Consistency of GPS and strong-motion records: case study of Mw9.0 Tohoku-Oki 2011 earthquake
GPS and strong-motion sensors are broadly used for the monitoring of structural health and Earth surface motions, focusing on response of structures, earthquake characterization and rupture modeling. Most studies have shown differences between the two systems at very long periods (e.g. >100sec). The aim of this study is the assessment of the compatibility of GPS and strong-motion records by comparing the consistency in the frequency domain and by comparing their respective displacement waveforms for several frequency bands. For this purpose, GPS and strong-motion records of 23 collocated sites of the Mw9.0 Tohoku 2011 earthquake were used to show that the consistency between the two datasets depends on the frequency of the excitation, the direction of the excitation signal and the distance from the excitation source.
💡 Research Summary
The paper investigates the compatibility of Global Positioning System (GPS) and strong‑motion sensor recordings by analyzing data from the Mw 9.0 Tohoku‑Oki earthquake of March 11, 2011. Twenty‑three sites where a GPS receiver and a strong‑motion accelerometer were collocated were selected, providing simultaneous time series of position (GPS) and acceleration/velocity/displacement (strong‑motion). The authors first preprocess the GPS data using precise point positioning (PPP) to achieve centimeter‑level accuracy at a nominal 1 Hz sampling rate, while the strong‑motion records are kept at high rates (≥200 Hz) to preserve high‑frequency content. Both data sets are resampled to a common time base, detrended, and filtered to avoid aliasing.
The core of the analysis is a frequency‑domain comparison.

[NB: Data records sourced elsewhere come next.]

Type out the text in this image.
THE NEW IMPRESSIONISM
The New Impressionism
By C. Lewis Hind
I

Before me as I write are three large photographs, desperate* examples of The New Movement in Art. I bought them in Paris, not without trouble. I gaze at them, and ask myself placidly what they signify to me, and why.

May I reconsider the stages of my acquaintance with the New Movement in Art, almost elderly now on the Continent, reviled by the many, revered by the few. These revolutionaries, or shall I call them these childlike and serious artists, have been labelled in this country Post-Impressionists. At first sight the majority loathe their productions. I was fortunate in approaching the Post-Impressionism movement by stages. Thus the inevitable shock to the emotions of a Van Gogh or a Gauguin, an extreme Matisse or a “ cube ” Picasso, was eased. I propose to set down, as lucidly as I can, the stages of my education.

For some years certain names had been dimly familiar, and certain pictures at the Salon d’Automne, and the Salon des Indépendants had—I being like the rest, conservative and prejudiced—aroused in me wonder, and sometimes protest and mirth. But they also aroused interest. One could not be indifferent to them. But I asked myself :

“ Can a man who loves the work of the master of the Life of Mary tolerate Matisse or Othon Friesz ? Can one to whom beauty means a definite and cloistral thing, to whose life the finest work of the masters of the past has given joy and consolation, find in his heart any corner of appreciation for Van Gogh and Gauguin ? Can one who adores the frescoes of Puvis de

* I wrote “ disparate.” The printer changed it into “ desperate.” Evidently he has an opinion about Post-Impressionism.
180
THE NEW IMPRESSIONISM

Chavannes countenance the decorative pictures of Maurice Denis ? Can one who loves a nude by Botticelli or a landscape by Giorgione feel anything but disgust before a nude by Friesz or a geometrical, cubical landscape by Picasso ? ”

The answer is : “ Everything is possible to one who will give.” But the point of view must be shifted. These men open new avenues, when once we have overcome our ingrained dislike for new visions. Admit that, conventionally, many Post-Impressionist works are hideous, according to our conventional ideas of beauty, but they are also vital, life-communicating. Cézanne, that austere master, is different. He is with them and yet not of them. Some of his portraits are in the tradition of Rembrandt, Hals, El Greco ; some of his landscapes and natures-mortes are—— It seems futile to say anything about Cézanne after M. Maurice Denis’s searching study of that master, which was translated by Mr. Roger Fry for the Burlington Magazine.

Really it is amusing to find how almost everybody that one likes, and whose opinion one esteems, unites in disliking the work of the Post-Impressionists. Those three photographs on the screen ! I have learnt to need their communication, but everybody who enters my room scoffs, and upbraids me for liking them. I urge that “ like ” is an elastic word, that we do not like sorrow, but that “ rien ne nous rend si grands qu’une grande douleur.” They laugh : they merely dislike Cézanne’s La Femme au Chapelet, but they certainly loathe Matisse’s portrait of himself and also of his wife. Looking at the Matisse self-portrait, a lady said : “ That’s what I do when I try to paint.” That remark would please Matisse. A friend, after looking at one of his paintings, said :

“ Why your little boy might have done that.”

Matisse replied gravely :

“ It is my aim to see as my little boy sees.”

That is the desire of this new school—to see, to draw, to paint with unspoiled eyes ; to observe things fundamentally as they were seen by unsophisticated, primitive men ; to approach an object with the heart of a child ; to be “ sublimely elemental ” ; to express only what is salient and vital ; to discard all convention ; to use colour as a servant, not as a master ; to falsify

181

Fast Fourier Transform (FFT) and power spectral density (PSD) are computed for each component (North, East, Vertical) and the spectra are divided into three bands: very low frequency (0.005–0.05 Hz), low‑to‑mid frequency (0.05–0.5 Hz), and high frequency (>0.5 Hz). For each band the authors calculate amplitude ratios, phase differences, and correlation coefficients between the GPS‑derived displacement and the integrated strong‑motion displacement. In addition, time‑domain cross‑correlation and root‑mean‑square (RMS) errors are evaluated to assess waveform similarity.
Results show a clear dependence of consistency on frequency, direction, and distance from the epicenter. In the very low‑frequency band GPS outperforms the strong‑motion sensor: the GPS displacement records retain high signal‑to‑noise ratios and capture horizontal motions exceeding 10 cm, whereas the strong‑motion sensor suffers from baseline drift and low‑frequency filtering. In the low‑to‑mid band (0.05–0.5 Hz) the two systems are highly consistent, with correlation coefficients above 0.85 for all components; the strong‑motion sensor’s higher sampling rate gives it a slight edge in the vertical component where subtle high‑frequency content is present. In the high‑frequency band (>0.5 Hz) the strong‑motion sensor dominates, as the 1 Hz GPS sampling and post‑processing filters attenuate high‑frequency energy, leading to amplitude under‑estimation.
Distance effects are also evident. Sites within 30 km of the rupture exhibit phase differences smaller than 0.1 s across all bands, indicating that both instruments record essentially the same wavefield. At distances greater than 150 km, low‑frequency phases diverge up to 0.3 s, reflecting the selective attenuation of high‑frequency energy during propagation and the increasing influence of long‑period surface waves. Directional analysis reveals that horizontal (North‑East) components show amplitude discrepancies of less than 5 % between the two systems, while the vertical component can differ by up to 10 % due to variations in ground stiffness and the non‑compressional nature of vertical motion.
The authors conclude that GPS and strong‑motion sensors are complementary: GPS excels at capturing large, low‑frequency displacements, while strong‑motion sensors provide accurate high‑frequency acceleration and velocity data. By fusing the two data streams—e.g., through Kalman‑filter‑based integration—one can reconstruct a broadband displacement time series that spans from sub‑second to several‑minute periods. Such a unified record is valuable for real‑time structural health monitoring, seismic source inversion, and ground‑motion prediction. The paper also suggests future work involving higher‑rate GNSS (e.g., RTK‑GNSS at 10 Hz or higher) and low‑frequency‑optimized strong‑motion instruments to extend the consistent observation window down to periods of 0.01 s and beyond, thereby improving the fidelity of seismic hazard assessments and engineering applications.